Kılıç ve kalem
Kılıç ve kalem
REFİK TUZCUOĞLU
Sözün hükmünü kaybetmeye başlayacağı zamana doğru yaklaşıyoruz. İsrail’in, Suriye’deki yeni yönetime Şam’da bir operasyonun ardından çektiği rest, aslında bir itiraf mahiyetinde: “Şam, ateşle oynayıp Türkiye’nin emirlerine itaat etmemeli.” Bu cümle, satranç tahtasındaki piyonların devrilip şahların karşı karşıya geleceği yeni dönemin başlangıç anonsu gibidir. Bölgedeki vekalet savaşlarının perdesi yırtılırken, İsrail asıl tehdit olarak gördüğü Türkiye ile büyük hesaplaşmanın kaçınılmaz olduğunu açıkça ilan ediyor.

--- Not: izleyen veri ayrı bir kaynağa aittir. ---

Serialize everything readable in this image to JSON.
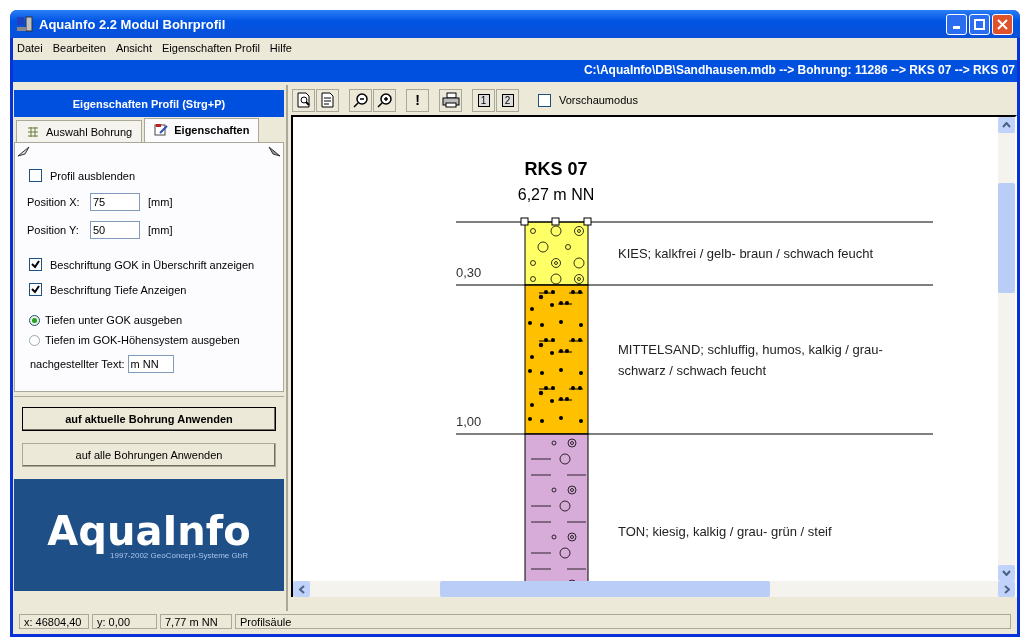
{
  "window": {
    "title": "AquaInfo 2.2  Modul Bohrprofil"
  },
  "menu": [
    "Datei",
    "Bearbeiten",
    "Ansicht",
    "Eigenschaften Profil",
    "Hilfe"
  ],
  "path_bar": "C:\\AquaInfo\\DB\\Sandhausen.mdb --> Bohrung: 11286 --> RKS 07 --> RKS 07",
  "panel": {
    "title": "Eigenschaften Profil (Strg+P)",
    "tabs": [
      {
        "label": "Auswahl Bohrung",
        "selected": false
      },
      {
        "label": "Eigenschaften",
        "selected": true
      }
    ],
    "hide_profile": {
      "label": "Profil ausblenden",
      "checked": false
    },
    "fields": [
      {
        "label": "Position X:",
        "value": "75",
        "unit": "[mm]"
      },
      {
        "label": "Position Y:",
        "value": "50",
        "unit": "[mm]"
      }
    ],
    "options": [
      {
        "label": "Beschriftung GOK in Überschrift anzeigen",
        "checked": true
      },
      {
        "label": "Beschriftung Tiefe Anzeigen",
        "checked": true
      }
    ],
    "radios": [
      {
        "label": "Tiefen unter GOK ausgeben",
        "selected": true
      },
      {
        "label": "Tiefen im GOK-Höhensystem ausgeben",
        "selected": false
      }
    ],
    "suffix": {
      "label": "nachgestellter Text:",
      "value": "m NN"
    },
    "buttons": [
      {
        "label": "auf aktuelle Bohrung Anwenden",
        "default": true
      },
      {
        "label": "auf alle Bohrungen Anwenden",
        "default": false
      }
    ],
    "logo": {
      "name": "AquaInfo",
      "caption": "1997-2002 GeoConcept-Systeme GbR"
    }
  },
  "toolbar": {
    "buttons": [
      {
        "kind": "preview"
      },
      {
        "kind": "page100"
      },
      {
        "kind": "zoom_out"
      },
      {
        "kind": "zoom_in"
      },
      {
        "kind": "text",
        "label": "!"
      },
      {
        "kind": "print"
      },
      {
        "kind": "text",
        "label": "1"
      },
      {
        "kind": "text",
        "label": "2"
      }
    ],
    "preview_mode": {
      "label": "Vorschaumodus",
      "checked": false
    }
  },
  "profile": {
    "title": "RKS 07",
    "elevation": "6,27 m NN",
    "layers": [
      {
        "kind": "gravel",
        "color": "#ffff66",
        "depth_label": "0,30",
        "description": "KIES; kalkfrei / gelb- braun / schwach feucht"
      },
      {
        "kind": "sand",
        "color": "#ffc000",
        "depth_label": "1,00",
        "description": "MITTELSAND; schluffig, humos, kalkig / grau- schwarz / schwach feucht"
      },
      {
        "kind": "clay",
        "color": "#d8acd8",
        "description": "TON; kiesig, kalkig / grau- grün / steif"
      }
    ]
  },
  "status_bar": [
    "x: 46804,40",
    "y: 0,00",
    "7,77 m NN",
    "Profilsäule"
  ]
}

Sahneye baktığımızda, Suriye’de çöken Baas rejiminin yerine istikrar değil, bir kaos projesi ikame edilmeye çalışılıyor. Suveyda’da Dürziler, Lazkiye’de Nusayriler federasyon talepleriyle sahneye sürülüyor. Suriye, etnik ve mezhepsel fay hatları üzerinden yeniden Balkanlaştırılmak isteniyor. Bu projenin yeni hamisi ise düne kadar ABD’nin aparatı olan SDG’yi himayesine alıp onu Suriye’nin kuzeyinde özerk bir terör kantonuna dönüştürmek isteyen İsrail’den başkası değil. SDG’nin, Şam’daki yeni yönetimle entegrasyonda ayak sürümesi, kimden emir aldığını zaten açıkça gösteriyor.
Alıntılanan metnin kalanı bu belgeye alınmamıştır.